1. Field of the Invention
The present invention relates to computerized simulation of petrophysical structure of hydrocarbon reservoirs in the earth, and in particular to determination of petrophysical models of the reservoir based on core samples from wells in the reservoir and other field data regarding the reservoir.
2. Description of the Related Art
In the oil and gas industries, the development of underground hydrocarbon reservoirs typically includes development and analysis of computer simulation models. These underground hydrocarbon reservoirs are typically complex rock formations which contain both a petroleum fluid mixture and water. One form of such reservoir model has been what is known as reservoir attributes models. For these models, the reservoir has been organized into a 3-dimensional grid of cells.

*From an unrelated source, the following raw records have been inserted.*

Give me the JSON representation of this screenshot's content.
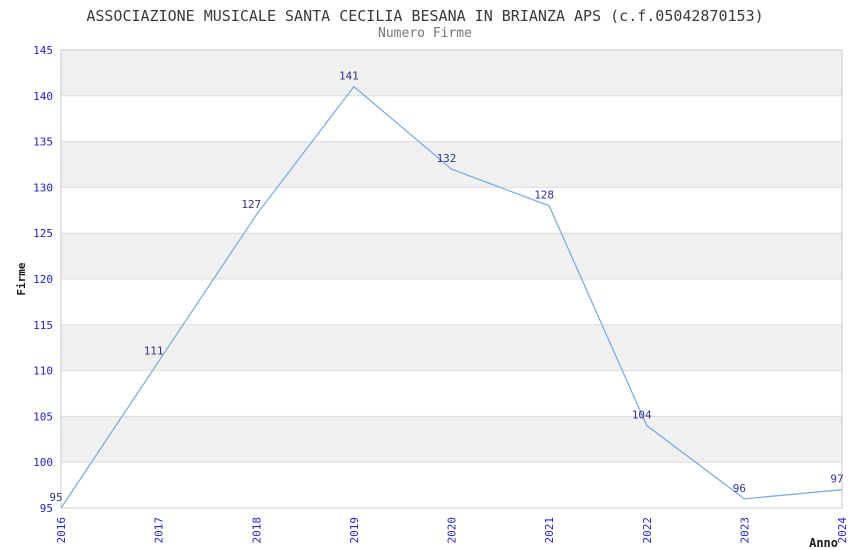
{
  "header": {
    "title": "ASSOCIAZIONE MUSICALE SANTA CECILIA BESANA IN BRIANZA APS (c.f.05042870153)",
    "subtitle": "Numero Firme"
  },
  "chart_data": {
    "type": "line",
    "title": "ASSOCIAZIONE MUSICALE SANTA CECILIA BESANA IN BRIANZA APS (c.f.05042870153)",
    "subtitle": "Numero Firme",
    "xlabel": "Anno",
    "ylabel": "Firme",
    "categories": [
      "2016",
      "2017",
      "2018",
      "2019",
      "2020",
      "2021",
      "2022",
      "2023",
      "2024"
    ],
    "values": [
      95,
      111,
      127,
      141,
      132,
      128,
      104,
      96,
      97
    ],
    "ylim": [
      95,
      145
    ],
    "ytick_step": 5,
    "grid": true,
    "legend_position": "none",
    "data_labels_visible": true,
    "colors": {
      "line": "#7FACE2",
      "tick_label": "#2323cc",
      "data_label": "#32328c",
      "band": "#f0f0f0",
      "grid_line": "#dcdcdc",
      "plot_border": "#c8c8c8",
      "axis_title": "#1a1a1a",
      "title": "#3a3a3a",
      "subtitle": "#757575"
    }
  }
}
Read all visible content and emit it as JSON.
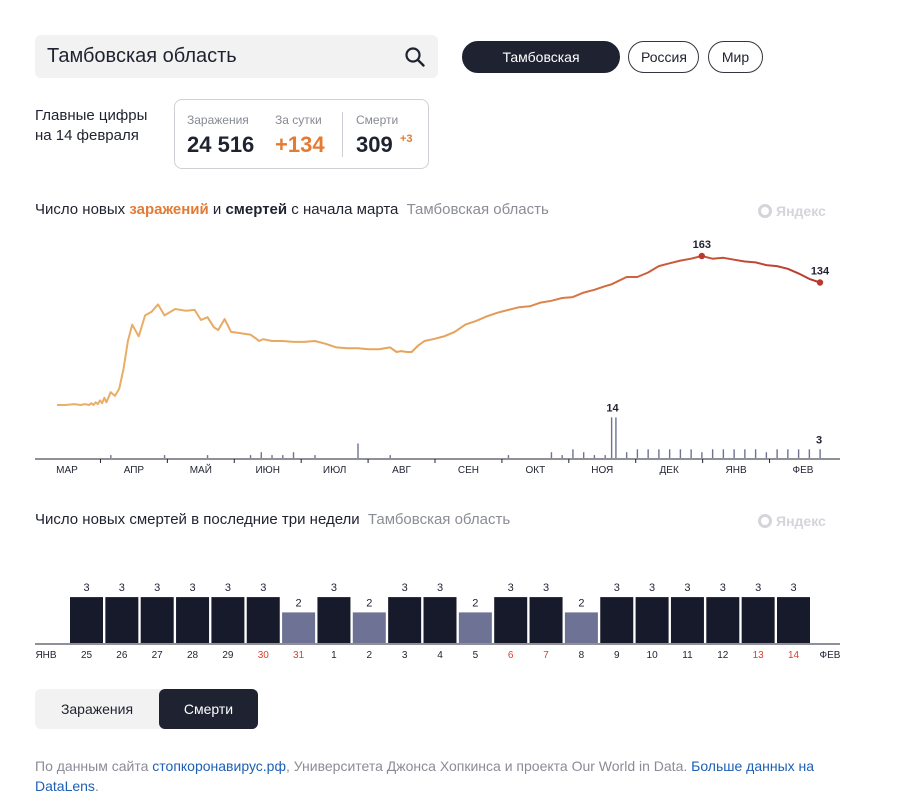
{
  "search": {
    "value": "Тамбовская область"
  },
  "regions": [
    {
      "label": "Тамбовская область",
      "active": true
    },
    {
      "label": "Россия",
      "active": false
    },
    {
      "label": "Мир",
      "active": false
    }
  ],
  "summary": {
    "title_line1": "Главные цифры",
    "title_line2": "на 14 февраля",
    "infections_label": "Заражения",
    "infections_value": "24 516",
    "daily_label": "За сутки",
    "daily_value": "+134",
    "deaths_label": "Смерти",
    "deaths_value": "309",
    "deaths_delta": "+3"
  },
  "chart1_title": {
    "part1": "Число новых ",
    "infections": "заражений",
    "part2": " и ",
    "deaths": "смертей",
    "part3": " с начала марта",
    "region": "Тамбовская область"
  },
  "chart2_title": {
    "text": "Число новых смертей в последние три недели",
    "region": "Тамбовская область"
  },
  "watermark": "Яндекс",
  "toggle": {
    "infections": "Заражения",
    "deaths": "Смерти",
    "active": "deaths"
  },
  "footer": {
    "t1": "По данным сайта ",
    "link1": "стопкоронавирус.рф",
    "t2": ", Университета Джонса Хопкинса и  проекта Our World in Data. ",
    "link2": "Больше данных на DataLens",
    "t3": "."
  },
  "colors": {
    "infections": "#e5a25a",
    "infections_late": "#b8392e",
    "deaths_bar": "#171a2a",
    "deaths_bar_light": "#6e7396",
    "weekend": "#d9412f"
  },
  "chart_data": [
    {
      "type": "line",
      "title": "Число новых заражений и смертей с начала марта",
      "x_labels": [
        "МАР",
        "АПР",
        "МАЙ",
        "ИЮН",
        "ИЮЛ",
        "АВГ",
        "СЕН",
        "ОКТ",
        "НОЯ",
        "ДЕК",
        "ЯНВ",
        "ФЕВ"
      ],
      "series": [
        {
          "name": "заражений",
          "x": [
            0,
            8,
            16,
            22,
            26,
            30,
            32,
            34,
            36,
            38,
            40,
            42,
            44,
            46,
            50,
            54,
            58,
            62,
            66,
            70,
            76,
            82,
            88,
            94,
            100,
            110,
            120,
            128,
            134,
            140,
            146,
            150,
            156,
            162,
            168,
            174,
            180,
            186,
            188,
            192,
            200,
            210,
            220,
            230,
            240,
            250,
            260,
            270,
            280,
            290,
            300,
            310,
            316,
            320,
            326,
            330,
            336,
            342,
            350,
            360,
            370,
            380,
            390,
            400,
            410,
            420,
            430,
            440,
            450,
            460,
            470,
            480,
            490,
            500,
            510,
            516,
            530,
            540,
            550,
            560,
            570,
            580,
            590,
            600,
            610,
            620,
            630,
            640,
            650,
            660,
            670,
            680,
            690,
            700,
            710
          ],
          "values": [
            0,
            0,
            1,
            0,
            1,
            0,
            2,
            0,
            3,
            1,
            5,
            2,
            8,
            3,
            14,
            10,
            18,
            40,
            70,
            88,
            75,
            98,
            102,
            110,
            98,
            105,
            103,
            104,
            93,
            96,
            85,
            82,
            94,
            80,
            79,
            78,
            77,
            72,
            70,
            72,
            70,
            70,
            69,
            69,
            70,
            67,
            63,
            62,
            62,
            61,
            61,
            63,
            58,
            59,
            58,
            58,
            65,
            70,
            72,
            75,
            80,
            88,
            92,
            97,
            101,
            104,
            107,
            108,
            112,
            114,
            117,
            118,
            123,
            126,
            130,
            132,
            140,
            140,
            145,
            152,
            155,
            158,
            160,
            163,
            160,
            161,
            159,
            157,
            156,
            153,
            152,
            149,
            144,
            138,
            134
          ]
        },
        {
          "name": "смертей",
          "x": [
            0,
            50,
            90,
            100,
            130,
            140,
            160,
            180,
            190,
            200,
            210,
            220,
            230,
            240,
            270,
            280,
            300,
            310,
            330,
            360,
            380,
            400,
            420,
            440,
            460,
            470,
            480,
            490,
            500,
            510,
            516,
            520,
            530,
            540,
            550,
            560,
            570,
            580,
            590,
            600,
            610,
            620,
            630,
            640,
            650,
            660,
            670,
            680,
            690,
            700,
            710
          ],
          "values": [
            0,
            1,
            0,
            1,
            0,
            1,
            0,
            1,
            2,
            1,
            1,
            2,
            0,
            1,
            0,
            5,
            0,
            1,
            0,
            0,
            0,
            0,
            1,
            0,
            2,
            1,
            3,
            2,
            1,
            1,
            14,
            14,
            2,
            3,
            3,
            3,
            3,
            3,
            3,
            2,
            3,
            3,
            3,
            3,
            3,
            2,
            3,
            3,
            3,
            3,
            3
          ]
        }
      ],
      "annotations": [
        {
          "label": "163"
        },
        {
          "label": "134"
        },
        {
          "label": "14"
        },
        {
          "label": "3"
        }
      ]
    },
    {
      "type": "bar",
      "title": "Число новых смертей в последние три недели",
      "start_label": "ЯНВ",
      "end_label": "ФЕВ",
      "categories": [
        "25",
        "26",
        "27",
        "28",
        "29",
        "30",
        "31",
        "1",
        "2",
        "3",
        "4",
        "5",
        "6",
        "7",
        "8",
        "9",
        "10",
        "11",
        "12",
        "13",
        "14"
      ],
      "values": [
        3,
        3,
        3,
        3,
        3,
        3,
        2,
        3,
        2,
        3,
        3,
        2,
        3,
        3,
        2,
        3,
        3,
        3,
        3,
        3,
        3
      ],
      "weekend": [
        false,
        false,
        false,
        false,
        false,
        true,
        true,
        false,
        false,
        false,
        false,
        false,
        true,
        true,
        false,
        false,
        false,
        false,
        false,
        true,
        true
      ],
      "ylim": [
        0,
        3
      ]
    }
  ]
}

Oil and gas companies have also come to depend on geological models as an important tool to enhance the ability to exploit a petroleum reserve. Geological models of reservoirs and oil/gas fields have become increasingly large and complex. In geological models, the reservoir is also organized into a 3-dimensional grid of a number of individual cells.
Seismic data with increasing accuracy has permitted the cells in reservoir models of both types to be on the order of 25 meters areal (x and y axis) intervals. For what are known as giant reservoirs, the number of cells are the least hundreds of millions, and reservoirs of what is known as giga-cell size (a billion cells or more) are encountered.

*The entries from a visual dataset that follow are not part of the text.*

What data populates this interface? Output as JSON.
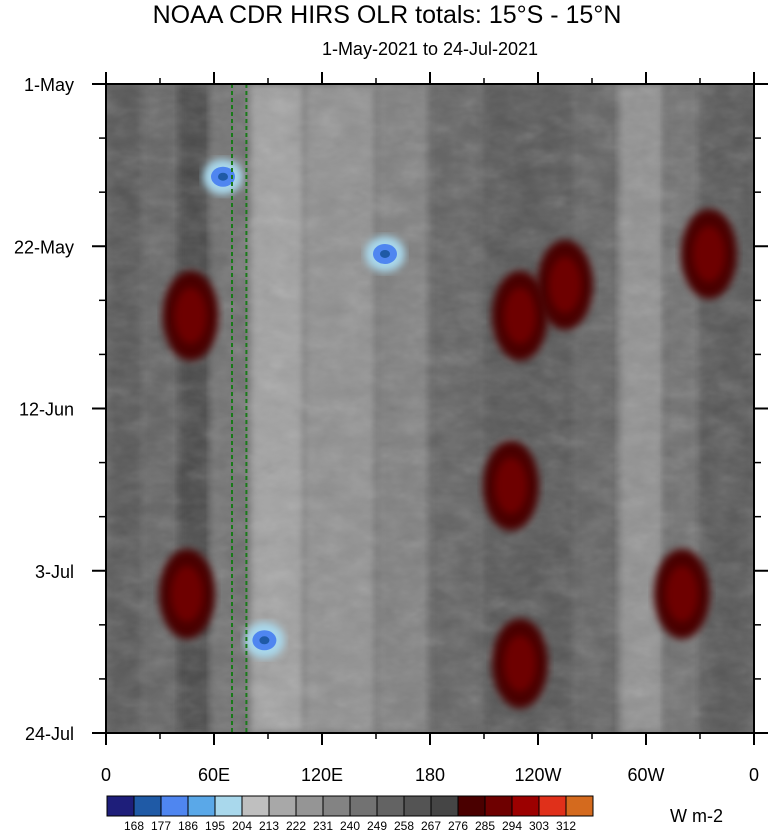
{
  "chart_data": {
    "type": "heatmap",
    "title": "NOAA CDR HIRS OLR totals: 15°S - 15°N",
    "subtitle": "1-May-2021 to 24-Jul-2021",
    "x_ticks": [
      "0",
      "60E",
      "120E",
      "180",
      "120W",
      "60W",
      "0"
    ],
    "x_tick_values": [
      0,
      60,
      120,
      180,
      240,
      300,
      360
    ],
    "x_range": [
      0,
      360
    ],
    "y_ticks": [
      "1-May",
      "22-May",
      "12-Jun",
      "3-Jul",
      "24-Jul"
    ],
    "y_tick_values": [
      0,
      21,
      42,
      63,
      84
    ],
    "y_range": [
      0,
      84
    ],
    "y_inverted": true,
    "colorbar": {
      "levels": [
        "168",
        "177",
        "186",
        "195",
        "204",
        "213",
        "222",
        "231",
        "240",
        "249",
        "258",
        "267",
        "276",
        "285",
        "294",
        "303",
        "312"
      ],
      "colors": [
        "#1e1e7a",
        "#1f5aa6",
        "#4f86f0",
        "#5aa8e8",
        "#a9d8ec",
        "#bfbfbf",
        "#a8a8a8",
        "#959595",
        "#838383",
        "#727272",
        "#636363",
        "#545454",
        "#454545",
        "#4a0000",
        "#6e0000",
        "#9c0000",
        "#e0301a",
        "#d46a1e"
      ],
      "units": "W m-2"
    },
    "reference_lines_lon": [
      70,
      78
    ],
    "features": [
      {
        "lon_center": 65,
        "day_center": 12,
        "level": "low",
        "note": "blue"
      },
      {
        "lon_center": 47,
        "day_center": 30,
        "level": "high",
        "note": "red"
      },
      {
        "lon_center": 45,
        "day_center": 66,
        "level": "high",
        "note": "red"
      },
      {
        "lon_center": 88,
        "day_center": 72,
        "level": "low",
        "note": "blue"
      },
      {
        "lon_center": 230,
        "day_center": 30,
        "level": "high",
        "note": "red"
      },
      {
        "lon_center": 255,
        "day_center": 26,
        "level": "high",
        "note": "red"
      },
      {
        "lon_center": 225,
        "day_center": 52,
        "level": "high",
        "note": "red"
      },
      {
        "lon_center": 230,
        "day_center": 75,
        "level": "high",
        "note": "red"
      },
      {
        "lon_center": 320,
        "day_center": 66,
        "level": "high",
        "note": "red"
      },
      {
        "lon_center": 335,
        "day_center": 22,
        "level": "high",
        "note": "red"
      },
      {
        "lon_center": 155,
        "day_center": 22,
        "level": "low",
        "note": "blue"
      }
    ]
  }
}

Days or weeks of computer processing have are usually been spent on 3D model attributes computations. However, the guiding geological facies were not well digitally integrated into the model. Billions of cell attributes calculations could be wasted due to inappropriate algorithms from the initial model guide.
When characterizing and developing a reservoir field, a 3D geological model of the reservoir covering the entire 3D reservoir has been required to be built to provide an accurate model for reservoir planning Accurate indications of lithofacies are an essential input in a 3D geological modeling system. Lithofacies is based on data from wells and establishes as a basis to predict reservoir properties in cells with no well data. One of the sets of data available has been what is known are formation rock descriptions or characterizations which are made by analysts based on observations made from well core samples.
Traditionally, well core data has been assembled and analyzed based on measurements and observations taken from well core samples obtained from formation rock adjacent well boreholes at a number of depths of interest in a well. So far as is known, the core description has been hand drawn and was thereafter available for use in the form of a paper copy or at best a scanned graphical image of the hand drawing. The important geological information for a reservoir model came in a wide variety of forma and formats. This information included numerical information, text strings, graphical images, relationships and drawings. These have posed a challenge to incorporation into the reservoir model in a form that could be consistently manipulated with other data.
In addition, manual preparation of these types of well description data presented a tedious challenge in drawing standardized patterns of mineral composition, texture, sedimentary structures based on well core samples repeatedly throughout the length of the well bore. Correlating core description data among different wells which had been described by different people with different scale and size hand drawings was also often problematic. An accurate representation of the exact shape and size of formation rock features of interest in the drawing for tens of occurrences and over several wells in a reservoir was difficult to obtain in a reliable and representative manner.
The images or sketches of well core data descriptions did not lend themselves to digital interpretation and modeling applications. These images were frequently scanned as graphics image files for subsequent use, but an analyst was still provided with a visual image indicating well core data descriptions based on original analysis and formatting of such information. The images could only be displayed in the form of a visual reference picture or image.
It has been recognized that formation rock in hydrocarbon reservoirs exhibits two levels of porosity, which have been identified as macroporosity and microporosity. Oil flow characteristics in the rock are markedly different based on the relative presence of macroporosity and microporosity. The identification and relative presence of each of these levels of porosity in the reservoir rock has been based on analysis and laboratory measurement of core samples from wells in the reservoir, especially Type 1 microporosity which is charged with oil. This is described by Clerke et al. GeoArabia 2008, Vol. 13, No. 4, Application of Thomeer Hyperbolas to Decode the Pore Systems, Facies, and Reservoir Properties of the Upper Jurassic Arab D Limestone, Ghawar Field, Saudi Arabia: A “Rosetta Stone” Approach; and Clerke, SPE Journal 2009, Permeability, Relative Permeability, Microscopic Displacement Efficiency, and Pore Geometry of M_1 Bimodal Pore Systems in Arab D Limestone. The identification of the porosity level presence was linked to an understanding of the rock space architecture.
Micron level core analysis, while accurate, generally lacked the integration to the rest of the digital interpretation and modeling applications and systems. Hydrocarbons recovered from macroporosity have proven to be usually much larger than the microporosity-recovered volumes in the early years of field recovery. This has led to an imprecise and inaccurate forecast of the field ultimate recovery, i. e., the performance of the microporosity hydrocarbons has not been properly included.
Existing geological modeling processes and applications have not satisfactorily taken into account the formation rock characteristic data and the porosity level presence indicated by core samples. Specifically, proper pore system and recovery process data has, so far as is known, rarely been acquired in sufficient statistical quantities and in appropriate coordination with the geological facies.